Les insultes virulentes, provenant des deux clans, se seraient rapidement transformées en coups de poing au visage sur les deux homosexuels. Quelques minutes plus tard, le groupe aurait poursuivi son chemin, laissant leurs victimes un peu amochées derrière eux, selon le témoignage des hommes.

Après avoir repris ses esprits, le couple est finalement retourné au bar pour éviter que la soirée soit gâchée. À leur arrivée dans l’établissement, leurs assaillants étaient bien installés au fond. Une deuxième agression se serait produite, et Simon et Sébastien auraient de nouveau reçu quelques coups, avant de finalement pouvoir s’enfuir en courant, ont-ils soutenu.

Sébastien (à gauche) et Simon n’auraient jamais pensé que ce type d’attaque homophobe pouvait survenir à Montréal.
Photo courtoisie

Envahis par la peur

Arrivé chez Sébastien, Simon a été pris d’une crise de panique. «Je me souviens, j’étais en petite boule dans la salle de bain, je pleurais et je hurlais», a-t-il dit.

Depuis samedi soir, Sébastien n’a pratiquement pas été capable de sortir de chez lui.

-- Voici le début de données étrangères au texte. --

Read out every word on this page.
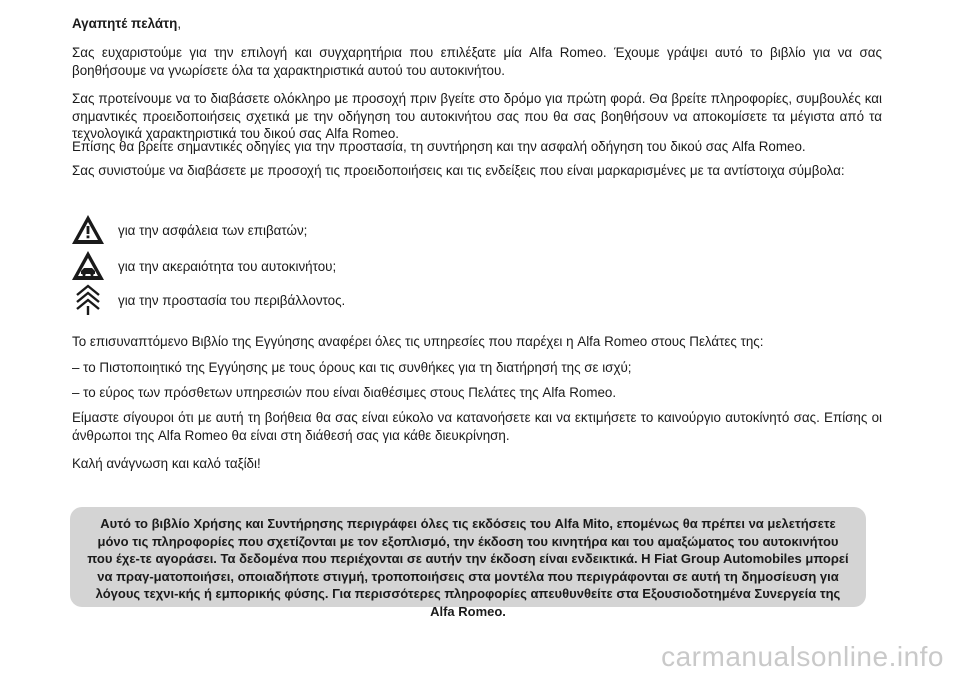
Αγαπητέ πελάτη,
Σας ευχαριστούμε για την επιλογή και συγχαρητήρια που επιλέξατε μία Alfa Romeo. Έχουμε γράψει αυτό το βιβλίο για να σας βοηθήσουμε να γνωρίσετε όλα τα χαρακτηριστικά αυτού του αυτοκινήτου.
Σας προτείνουμε να το διαβάσετε ολόκληρο με προσοχή πριν βγείτε στο δρόμο για πρώτη φορά. Θα βρείτε πληροφορίες, συμβουλές και σημαντικές προειδοποιήσεις σχετικά με την οδήγηση του αυτοκινήτου σας που θα σας βοηθήσουν να αποκομίσετε τα μέγιστα από τα τεχνολογικά χαρακτηριστικά του δικού σας Alfa Romeo.
Επίσης θα βρείτε σημαντικές οδηγίες για την προστασία, τη συντήρηση και την ασφαλή οδήγηση του δικού σας Alfa Romeo.
Σας συνιστούμε να διαβάσετε με προσοχή τις προειδοποιήσεις και τις ενδείξεις που είναι μαρκαρισμένες με τα αντίστοιχα σύμβολα:
για την ασφάλεια των επιβατών;
για την ακεραιότητα του αυτοκινήτου;
για την προστασία του περιβάλλοντος.
Το επισυναπτόμενο Βιβλίο της Εγγύησης αναφέρει όλες τις υπηρεσίες που παρέχει η Alfa Romeo στους Πελάτες της:
– το Πιστοποιητικό της Εγγύησης με τους όρους και τις συνθήκες για τη διατήρησή της σε ισχύ;
– το εύρος των πρόσθετων υπηρεσιών που είναι διαθέσιμες στους Πελάτες της Alfa Romeo.
Είμαστε σίγουροι ότι με αυτή τη βοήθεια θα σας είναι εύκολο να κατανοήσετε και να εκτιμήσετε το καινούργιο αυτοκίνητό σας. Επίσης οι άνθρωποι της Alfa Romeo θα είναι στη διάθεσή σας για κάθε διευκρίνηση.
Καλή ανάγνωση και καλό ταξίδι!

Αυτό το βιβλίο Χρήσης και Συντήρησης περιγράφει όλες τις εκδόσεις του Alfa Mito, επομένως θα πρέπει να μελετήσετε μόνο τις πληροφορίες που σχετίζονται με τον εξοπλισμό, την έκδοση του κινητήρα και του αμαξώματος του αυτοκινήτου που έχε-τε αγοράσει. Τα δεδομένα που περιέχονται σε αυτήν την έκδοση είναι ενδεικτικά. Η Fiat Group Automobiles μπορεί να πραγ-ματοποιήσει, οποιαδήποτε στιγμή, τροποποιήσεις στα μοντέλα που περιγράφονται σε αυτή τη δημοσίευση για λόγους τεχνι-κής ή εμπορικής φύσης. Για περισσότερες πληροφορίες απευθυνθείτε στα Εξουσιοδοτημένα Συνεργεία της Alfa Romeo.

carmanualsonline.info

Les deux Montréalais se sont rendus dans un poste de quartier du SPVM dimanche matin pour porter plainte. Tous deux ont été agréablement surpris par la compréhension et la gentillesse des agents qui ont traité leur cas, considéré comme un «crime de haine» par la police métropolitaine.

Pas un cas isolé

Les homosexuels sont nombreux à déplorer ce type d’agression homophobe sur les lignes de Gai Écoute, souligne le directeur général.

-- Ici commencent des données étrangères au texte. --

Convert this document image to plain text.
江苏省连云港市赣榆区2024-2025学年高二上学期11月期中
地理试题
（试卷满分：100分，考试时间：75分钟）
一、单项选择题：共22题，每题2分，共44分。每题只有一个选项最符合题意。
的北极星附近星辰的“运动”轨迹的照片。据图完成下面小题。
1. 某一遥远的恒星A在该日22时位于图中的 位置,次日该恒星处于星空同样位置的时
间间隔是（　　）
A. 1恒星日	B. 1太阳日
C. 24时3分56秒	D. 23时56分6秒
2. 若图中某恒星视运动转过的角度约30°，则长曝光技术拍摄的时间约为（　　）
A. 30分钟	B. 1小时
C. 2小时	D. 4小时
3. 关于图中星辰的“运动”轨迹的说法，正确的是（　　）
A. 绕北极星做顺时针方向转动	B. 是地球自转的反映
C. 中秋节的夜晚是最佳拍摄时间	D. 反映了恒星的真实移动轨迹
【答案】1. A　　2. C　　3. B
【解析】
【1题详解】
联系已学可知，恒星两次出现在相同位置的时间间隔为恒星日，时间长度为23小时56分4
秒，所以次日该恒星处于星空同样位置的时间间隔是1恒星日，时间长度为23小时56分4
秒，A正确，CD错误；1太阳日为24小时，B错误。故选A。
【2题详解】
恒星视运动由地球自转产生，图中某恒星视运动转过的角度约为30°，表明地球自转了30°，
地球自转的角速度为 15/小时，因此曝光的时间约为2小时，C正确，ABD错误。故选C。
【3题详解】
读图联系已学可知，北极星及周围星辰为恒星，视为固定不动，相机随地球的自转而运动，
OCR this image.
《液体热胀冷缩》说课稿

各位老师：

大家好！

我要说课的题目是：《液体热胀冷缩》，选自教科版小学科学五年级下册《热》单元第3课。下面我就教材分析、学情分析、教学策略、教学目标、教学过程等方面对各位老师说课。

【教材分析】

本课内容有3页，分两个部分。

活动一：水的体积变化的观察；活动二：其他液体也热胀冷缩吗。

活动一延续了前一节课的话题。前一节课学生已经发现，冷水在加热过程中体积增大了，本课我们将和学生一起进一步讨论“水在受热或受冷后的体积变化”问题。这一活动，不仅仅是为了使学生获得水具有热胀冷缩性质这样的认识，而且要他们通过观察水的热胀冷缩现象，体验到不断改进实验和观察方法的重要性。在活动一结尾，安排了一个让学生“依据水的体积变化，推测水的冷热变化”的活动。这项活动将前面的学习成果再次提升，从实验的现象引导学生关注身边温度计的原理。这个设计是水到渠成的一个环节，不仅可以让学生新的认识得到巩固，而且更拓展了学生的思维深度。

«C’est certain que ça ne me surprend pas, même à Montréal», dit Pascal Vaillancourt.

Selon les statistiques, 1,2 appel par jour concerne des actes homophobes et plusieurs d’entre eux ont été commis dans la région de Montréal. «Sur le plan légal, on a maintenant la reconnaissance des droits légaux pour les LGBT [lesbiennes, gais, bisexuels et trans], a dit M. Vaillancourt. Mais le nerf de la guerre, c’est la reconnaissance sociale.»

Répliquer?

Dans le cas des deux Montréalais, si Simon n’avait pas répliqué lorsqu’il s’est fait insulter, le résultat de l’altercation aurait possiblement été différent.

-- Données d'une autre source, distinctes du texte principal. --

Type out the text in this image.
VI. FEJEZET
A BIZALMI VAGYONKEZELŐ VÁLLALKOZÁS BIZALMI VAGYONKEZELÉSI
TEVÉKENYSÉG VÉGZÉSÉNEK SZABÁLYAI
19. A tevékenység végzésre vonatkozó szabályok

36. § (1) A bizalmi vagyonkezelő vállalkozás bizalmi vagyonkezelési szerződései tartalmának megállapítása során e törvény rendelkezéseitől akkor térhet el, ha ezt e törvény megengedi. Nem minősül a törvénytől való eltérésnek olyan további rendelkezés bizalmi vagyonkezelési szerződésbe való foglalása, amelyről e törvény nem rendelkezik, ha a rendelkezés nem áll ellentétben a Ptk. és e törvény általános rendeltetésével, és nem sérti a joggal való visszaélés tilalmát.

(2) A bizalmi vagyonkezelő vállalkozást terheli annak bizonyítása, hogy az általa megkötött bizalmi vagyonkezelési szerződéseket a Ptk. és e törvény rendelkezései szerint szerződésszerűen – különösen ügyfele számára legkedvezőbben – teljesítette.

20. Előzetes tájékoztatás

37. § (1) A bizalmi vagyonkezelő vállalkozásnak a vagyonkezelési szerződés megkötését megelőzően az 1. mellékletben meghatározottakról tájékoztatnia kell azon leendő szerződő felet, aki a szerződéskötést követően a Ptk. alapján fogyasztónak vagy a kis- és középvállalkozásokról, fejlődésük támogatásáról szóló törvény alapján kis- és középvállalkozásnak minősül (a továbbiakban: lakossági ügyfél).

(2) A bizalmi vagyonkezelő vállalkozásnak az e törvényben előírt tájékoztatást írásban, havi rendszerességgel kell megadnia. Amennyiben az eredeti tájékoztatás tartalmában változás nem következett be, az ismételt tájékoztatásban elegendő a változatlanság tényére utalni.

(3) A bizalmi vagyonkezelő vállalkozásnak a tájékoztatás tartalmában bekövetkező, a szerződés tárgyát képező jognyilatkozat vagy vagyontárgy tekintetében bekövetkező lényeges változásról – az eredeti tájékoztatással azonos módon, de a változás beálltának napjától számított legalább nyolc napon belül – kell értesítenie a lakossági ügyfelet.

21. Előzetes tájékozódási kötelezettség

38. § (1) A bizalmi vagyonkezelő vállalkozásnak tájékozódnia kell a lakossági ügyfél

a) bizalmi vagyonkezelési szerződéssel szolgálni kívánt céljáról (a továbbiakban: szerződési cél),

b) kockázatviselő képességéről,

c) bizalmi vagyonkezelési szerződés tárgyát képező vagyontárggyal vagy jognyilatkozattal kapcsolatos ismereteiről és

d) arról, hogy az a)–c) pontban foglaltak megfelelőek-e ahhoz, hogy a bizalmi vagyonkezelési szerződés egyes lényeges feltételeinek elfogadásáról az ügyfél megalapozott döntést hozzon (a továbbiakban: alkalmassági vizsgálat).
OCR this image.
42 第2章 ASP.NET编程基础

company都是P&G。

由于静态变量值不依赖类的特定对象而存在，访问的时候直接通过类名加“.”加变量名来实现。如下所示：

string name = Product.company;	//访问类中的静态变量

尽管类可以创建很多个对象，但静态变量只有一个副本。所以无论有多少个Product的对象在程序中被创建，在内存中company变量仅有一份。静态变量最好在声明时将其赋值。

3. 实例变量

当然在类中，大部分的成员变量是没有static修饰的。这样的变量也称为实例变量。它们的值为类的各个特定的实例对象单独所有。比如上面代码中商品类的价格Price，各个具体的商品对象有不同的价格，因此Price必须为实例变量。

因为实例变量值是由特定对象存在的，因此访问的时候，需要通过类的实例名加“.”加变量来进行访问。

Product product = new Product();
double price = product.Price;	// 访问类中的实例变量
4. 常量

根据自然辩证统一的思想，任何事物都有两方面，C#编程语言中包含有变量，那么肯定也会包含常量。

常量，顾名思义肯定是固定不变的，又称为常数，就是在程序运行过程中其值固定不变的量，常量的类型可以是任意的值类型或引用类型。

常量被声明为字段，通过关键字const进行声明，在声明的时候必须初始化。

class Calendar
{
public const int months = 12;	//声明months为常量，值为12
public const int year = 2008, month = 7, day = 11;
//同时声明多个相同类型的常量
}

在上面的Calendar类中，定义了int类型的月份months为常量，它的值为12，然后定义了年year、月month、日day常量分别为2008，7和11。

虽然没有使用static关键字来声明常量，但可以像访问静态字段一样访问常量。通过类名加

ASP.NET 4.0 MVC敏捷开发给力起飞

Même s’il n’encourage pas l’escalade d’insultes, le directeur général estime qu’il est tout à fait «humain» de vouloir rétorquer quand on se fait insulter. «On suggère plutôt aux victimes d’évaluer l’environnement, le contexte, etc. S’il y a un danger pour leur sécurité, c’est sûr que c’est mieux de ne pas répondre.»

Gai Écoute organisera un kiss-in lundi près de l’endroit où les jeunes hommes se seraient fait attaquer. Ce type de manifestation consiste à regrouper un grand nombre de personnes et de s’embrasser, peu importe le sexe, pour briser les tabous.